Human Biases Reflected As Computer Biases

Bias: prejudice in favor of or against a thing, person, or group

What is “computer bias”?

The existence of prejudiced outcomes in the decisions or predictions made by computer systems/algorithms. Bias can be implemented into algorithms because of human biases being intentionally inserted or because of the data utilized being biased.

Explicit Data: Information directly provided by user.

Implicit Data: Infomration that can inferred from explicit data.

Based on either explicit/implicit data that has been used to train an algorithm, whether intentionally introduced or during the process of training data generation, bias can be created.

A notable example of this is seen in Netflix, where there are is a human factor that drives bias: Netflix exclusives are placed ahead (a show that is a Netflix exclusive means that users will be more likely to stay with Netflix). The bias in this case is Netflix’s prioritzation towards Netflix-produced shows.

Hack 1:

What is another example of a human bias being implemented into an algorithm?

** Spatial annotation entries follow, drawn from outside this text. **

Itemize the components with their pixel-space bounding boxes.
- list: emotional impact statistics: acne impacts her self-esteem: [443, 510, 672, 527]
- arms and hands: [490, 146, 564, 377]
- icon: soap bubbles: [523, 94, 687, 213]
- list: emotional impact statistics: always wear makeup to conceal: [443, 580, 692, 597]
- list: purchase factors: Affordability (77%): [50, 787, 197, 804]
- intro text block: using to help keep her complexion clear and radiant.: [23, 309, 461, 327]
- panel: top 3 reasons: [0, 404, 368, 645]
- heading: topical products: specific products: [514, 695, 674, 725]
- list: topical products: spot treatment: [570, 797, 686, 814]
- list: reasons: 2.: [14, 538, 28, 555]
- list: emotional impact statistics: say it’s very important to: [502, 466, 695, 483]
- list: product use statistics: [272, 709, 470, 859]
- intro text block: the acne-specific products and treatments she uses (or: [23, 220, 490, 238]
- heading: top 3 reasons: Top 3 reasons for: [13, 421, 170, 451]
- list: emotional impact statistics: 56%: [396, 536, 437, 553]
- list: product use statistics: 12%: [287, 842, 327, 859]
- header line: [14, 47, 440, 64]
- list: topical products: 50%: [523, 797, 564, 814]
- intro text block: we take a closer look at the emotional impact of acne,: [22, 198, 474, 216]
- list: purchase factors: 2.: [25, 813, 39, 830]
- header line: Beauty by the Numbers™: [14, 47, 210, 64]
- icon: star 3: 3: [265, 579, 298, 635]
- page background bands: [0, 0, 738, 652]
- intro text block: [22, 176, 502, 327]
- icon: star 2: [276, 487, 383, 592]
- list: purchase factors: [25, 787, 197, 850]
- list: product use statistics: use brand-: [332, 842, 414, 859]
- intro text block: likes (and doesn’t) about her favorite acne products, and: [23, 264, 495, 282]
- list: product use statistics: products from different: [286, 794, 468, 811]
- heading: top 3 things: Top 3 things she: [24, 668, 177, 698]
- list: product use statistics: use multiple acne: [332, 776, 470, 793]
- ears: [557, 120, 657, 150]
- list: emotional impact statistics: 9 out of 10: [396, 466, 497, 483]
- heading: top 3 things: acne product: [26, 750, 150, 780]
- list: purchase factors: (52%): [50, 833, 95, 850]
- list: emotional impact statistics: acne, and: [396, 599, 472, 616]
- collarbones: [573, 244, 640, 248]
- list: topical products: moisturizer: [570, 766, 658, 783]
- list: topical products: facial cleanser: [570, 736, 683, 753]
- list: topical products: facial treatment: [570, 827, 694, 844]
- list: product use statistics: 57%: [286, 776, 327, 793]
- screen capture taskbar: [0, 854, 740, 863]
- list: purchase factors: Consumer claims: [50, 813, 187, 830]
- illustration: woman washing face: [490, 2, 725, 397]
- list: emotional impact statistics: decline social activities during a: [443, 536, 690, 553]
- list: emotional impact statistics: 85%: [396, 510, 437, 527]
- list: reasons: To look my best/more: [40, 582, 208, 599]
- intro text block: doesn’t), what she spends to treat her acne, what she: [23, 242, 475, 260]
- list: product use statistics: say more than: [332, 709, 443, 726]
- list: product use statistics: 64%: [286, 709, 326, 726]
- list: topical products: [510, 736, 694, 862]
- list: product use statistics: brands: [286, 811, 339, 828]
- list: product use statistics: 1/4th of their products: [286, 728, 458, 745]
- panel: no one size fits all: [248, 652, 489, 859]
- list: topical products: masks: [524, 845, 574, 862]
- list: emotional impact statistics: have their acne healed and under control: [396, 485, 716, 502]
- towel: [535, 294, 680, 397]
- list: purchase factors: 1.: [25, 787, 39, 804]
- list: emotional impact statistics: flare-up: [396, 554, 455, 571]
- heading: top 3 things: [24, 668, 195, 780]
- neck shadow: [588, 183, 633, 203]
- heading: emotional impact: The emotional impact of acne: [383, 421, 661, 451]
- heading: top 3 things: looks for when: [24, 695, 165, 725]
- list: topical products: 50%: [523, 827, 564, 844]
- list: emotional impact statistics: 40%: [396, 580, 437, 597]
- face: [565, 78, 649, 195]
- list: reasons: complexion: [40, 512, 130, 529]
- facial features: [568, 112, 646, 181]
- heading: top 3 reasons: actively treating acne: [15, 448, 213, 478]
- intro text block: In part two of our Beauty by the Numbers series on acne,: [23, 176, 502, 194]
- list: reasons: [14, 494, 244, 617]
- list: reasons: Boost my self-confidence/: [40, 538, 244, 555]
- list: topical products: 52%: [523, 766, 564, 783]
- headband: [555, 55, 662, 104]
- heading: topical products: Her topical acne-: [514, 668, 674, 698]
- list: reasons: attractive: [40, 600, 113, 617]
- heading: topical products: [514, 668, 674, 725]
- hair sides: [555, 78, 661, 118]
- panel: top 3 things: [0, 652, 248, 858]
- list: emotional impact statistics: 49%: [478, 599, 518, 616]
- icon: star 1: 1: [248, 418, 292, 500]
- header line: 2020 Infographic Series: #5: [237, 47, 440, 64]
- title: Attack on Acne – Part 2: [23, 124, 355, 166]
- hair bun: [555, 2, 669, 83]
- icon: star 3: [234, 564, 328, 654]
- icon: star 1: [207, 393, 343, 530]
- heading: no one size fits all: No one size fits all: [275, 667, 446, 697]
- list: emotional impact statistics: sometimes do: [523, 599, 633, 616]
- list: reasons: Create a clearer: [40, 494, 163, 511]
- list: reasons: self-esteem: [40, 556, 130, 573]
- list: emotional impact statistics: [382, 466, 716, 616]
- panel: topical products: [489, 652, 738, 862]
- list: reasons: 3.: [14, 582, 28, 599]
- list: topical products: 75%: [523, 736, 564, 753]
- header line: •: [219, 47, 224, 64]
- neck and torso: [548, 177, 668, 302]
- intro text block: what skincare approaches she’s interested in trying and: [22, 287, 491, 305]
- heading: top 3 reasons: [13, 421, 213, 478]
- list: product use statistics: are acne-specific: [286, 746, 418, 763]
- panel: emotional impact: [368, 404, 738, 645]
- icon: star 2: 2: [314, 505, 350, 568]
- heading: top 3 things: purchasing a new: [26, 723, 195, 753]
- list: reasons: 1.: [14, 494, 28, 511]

Answer: In Amazon some products can be paid to be featured more becoming more likely to be purchased.

Reducing Bias

Programmers should take action to reduce bias in algorithms used for computing innovations as a way of combating existing human biases. Softwares need to be unbiased, consider all everything, and reject human bias.

Things to consider when developing programs:

  • What are potential sources of bias?
  • Is your program enhancing or intentionally excluding?
  • Are you receiving feedback from a widespread group of people?
  • How could people who differ from you use your developments?

Hack 2:

What is another way a programmer can reduce bias in their softwares?

Answer: A programmer could run test cases with different types of data to see if the program is biased towards a certain type of data.

Types of Bias in Software Development

Biases can be embedded at all levels of software development.

It can be intentional or unintentional. Some software development are made for a certain market and ensure that people of certain places or demographics can use them easily. However, this doesn’t mean that they are trying to exclude.

Examples:

Intentional:

  • Games could be geared towards a certain age range (Talking Tom vs Valorant)
    • Game concepts
    • Music
    • Visuals

  • WeChat and KakaoTalk
    • Almost everyone in China uses WeChat
    • KakaoTalk is the Korean version

Unintentional:

  • Social media, Facebook vs. instagram

Hack 3:

What are some other examples of intentional and/or unintentional bias in innovations (games, social media, technology, etc.)?

Answer: Disney movies are more biased towards children with familiar figures and happy endings.

Homework

Question 1:

Define “computer bias” in your own words and explain how it can result from intentional or unintentional factors in software development. Give a brief example of this. Explain how programmers can actively work to reduce bias in their algorithms?

Answer: Computer bias is when a computer system or algorithm has a prejudiced outcome. This can result from intentional or unintentional factors in software development. An example of this is when a game is geared towards a certain age range. Programmers can actively work to reduce bias in their algorithms by running test cases with different types of data to see if the program is biased towards a certain type of data.

Question 2:

Briefly describe the two types of bias in software development and provide examples from the gaming industry and social media platforms. How might biases in software design affect user engagement and experiences?

Answer: The two types of bias in software development are intentional and unintentional. An example of intentional bias is when a game is geared towards a certain age range. An example of unintentional bias is when social media platforms are geared towards a certain demographic. Biases in software design might affect user engagement and experiences because it could make the user feel excluded.